いや…③でわざわざグルーヴなんて言葉を使うのは、フェスティバルホールの発想では無いんじゃないか?つまり、佐野さんサイドの要求?
そんな風にイラつきながら、開演時間が迫る。
で。
「あれれ…⁈」
たいていの場合、開演直前には館内BGMの音量はガツンと上がり、ホール全体での手拍子が沸き起こり、メンバーの登場を熱く迎える。
だが、手拍子は起こっているが、この夜のBGMはゆったりした「あの」歌。
「ちょ。いまの会場の手拍子、まるで曲に合ってないぞ…」
そして、メンバー登場と流れるSE。(どちらが先か忘れた)
館内は割れんばかりの拍手と喝采…。
「待ってくれ!このSEからの空気感、拍手が邪魔!音に聴き入りたい!」
そして一曲目。
僕が座っていたのは二階席の壁寄りだったせいか、「手拍子」がうるさ過ぎて、演奏がかき消される…。
「そう言うことか!」
開演前のアナウンス、①②はともかく、③って佐野さんサイドの声かもな…。
一曲目が終わったのに、手拍子だけが少し続いた。
「みんな、演奏を聴いてる?」
僕は今まで、佐野さんのオーディエンスは「ノリ」が良く、音に柔軟に合わせられると思ってきた。
でも、この夜は、何かが違う。
みんな、「熱狂」しすぎ。
アルバムの完成度、久しぶりのライブ、佐野さんの快復ぶり。
熱くなるのはわからないでもない。
でも、音と噛み合っていない。
さて。
ロックのLIVEに手拍子は不可欠か?
音に合わせて自然に身体が動くとて、別に手拍子でなければならないことはないという、「当たり前」のことに気づく。と言うか、僕の身体が手拍子をしようとしなかった。
もちろん、手拍子を全否定するものではない。
楽曲によっては手拍子したくなったり、その手拍子ですら組み込んで、ライブ・パフォーマンスとして成立する楽曲だってある。

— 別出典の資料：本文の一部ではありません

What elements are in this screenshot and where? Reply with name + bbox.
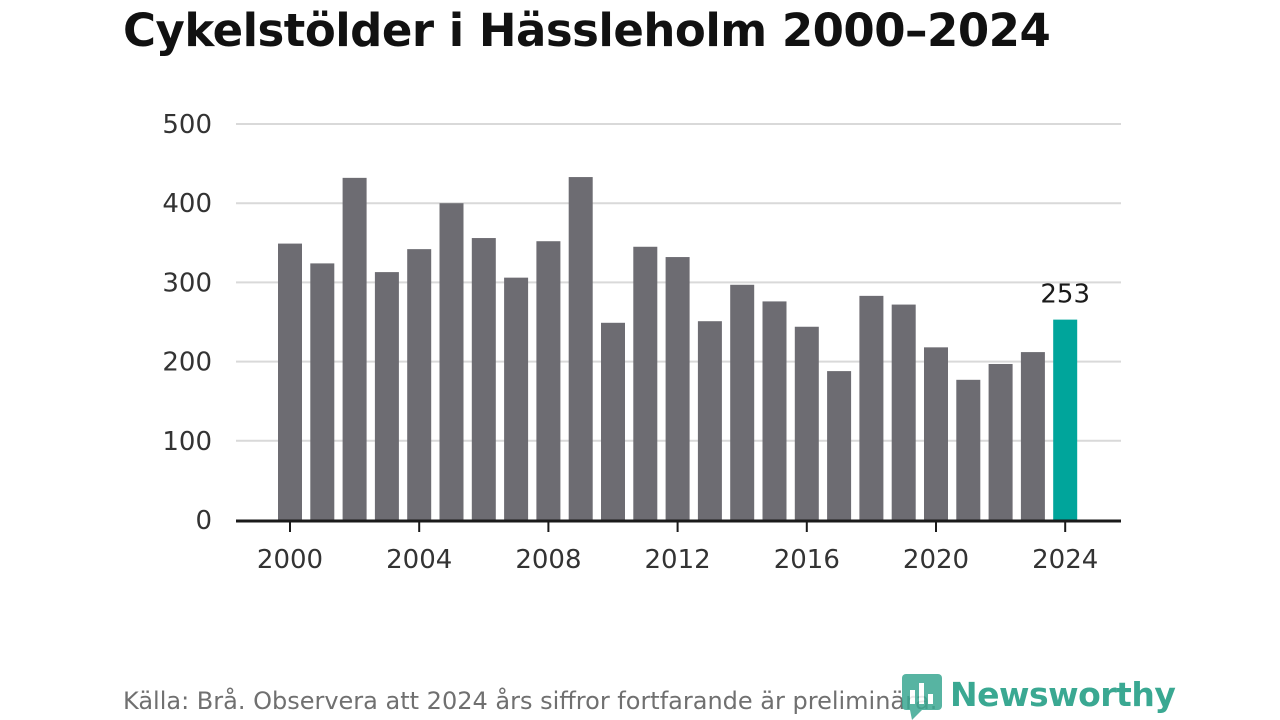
bar-2000 [278, 243, 302, 521]
bar-2008 [536, 241, 561, 520]
bar-2022 [988, 363, 1013, 520]
bar-2013 [697, 321, 722, 520]
bar-2002 [342, 177, 367, 520]
bar-2016 [794, 326, 819, 520]
data-label-2024: 253 [1040, 280, 1090, 310]
bar-2010 [601, 322, 625, 520]
y-tick-label: 300 [162, 268, 212, 298]
x-tick-label: 2016 [774, 545, 840, 575]
brand-logo: Newsworthy [902, 668, 1176, 720]
bar-2019 [891, 304, 916, 520]
y-axis-ticks: 0 100 200 300 400 500 [162, 110, 212, 536]
x-tick-label: 2012 [645, 545, 711, 575]
bar-2023 [1020, 352, 1045, 520]
bar-2004 [407, 249, 432, 521]
bar-2011 [633, 246, 658, 520]
data-labels: 253 [1040, 280, 1090, 310]
y-tick-label: 0 [195, 506, 212, 536]
bars [278, 177, 1078, 521]
bar-2020 [924, 347, 948, 520]
y-tick-label: 100 [162, 427, 212, 457]
x-tick-label: 2024 [1032, 545, 1098, 575]
bar-2007 [504, 277, 529, 520]
bar-2014 [730, 284, 755, 520]
x-tick-label: 2000 [257, 545, 323, 575]
x-tick-label: 2008 [515, 545, 581, 575]
x-tick-label: 2020 [903, 545, 969, 575]
bar-2012 [665, 257, 690, 520]
bar-2021 [956, 379, 981, 520]
bar-2015 [762, 301, 787, 520]
bar-2001 [310, 263, 335, 520]
bar-2005 [439, 203, 464, 520]
chart-title: Cykelstölder i Hässleholm 2000–2024 [123, 4, 1051, 57]
bar-2017 [827, 371, 852, 520]
bar-2009 [568, 177, 593, 520]
brand-name: Newsworthy [950, 674, 1176, 714]
source-note: Källa: Brå. Observera att 2024 års siffr… [123, 687, 938, 715]
bar-2006 [471, 238, 496, 520]
bar-2003 [374, 272, 399, 520]
x-axis-ticks: 2000 2004 2008 2012 2016 2020 2024 [257, 522, 1098, 575]
y-tick-label: 400 [162, 189, 212, 219]
bar-2024 [1053, 319, 1078, 520]
newsworthy-logo-icon [902, 674, 942, 720]
y-tick-label: 200 [162, 348, 212, 378]
bar-2018 [859, 295, 884, 520]
y-tick-label: 500 [162, 110, 212, 140]
x-tick-label: 2004 [386, 545, 452, 575]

その夜、こう感じたのは、僕だけじゃないのかもしれない。なぜなら…館内のオーディエンスの「ノリ」に変化が…。
佐野さんの歌声、バンドのパフォーマンス、素晴らしかった!
音量的にはもうちょい上げてもよいかな?とは思ったが、音のバランスも良かった。
背後のスクリーンに映る映像も良かった。決して演奏を邪魔するようにしゃしゃり出ることもなく、演奏に意味を添えていた。また、スクリーンの下の方に、メンバーの「影」が映るのも良かった。
舞台監督さんを中とした、チーム・コヨーテ、GJ!
繰り返しになるが、僕は手拍子を全否定するわけじゃない。
ただ、オーディエンスとしての、惰性は要らない。その時、その場の「音」に、誠実に向かい合いたい。
それが僕にとっての、音を楽しむということ。
そして、そういう楽しみ方をさせてくれる、佐野元春 and THE COYOTE BAND に感謝。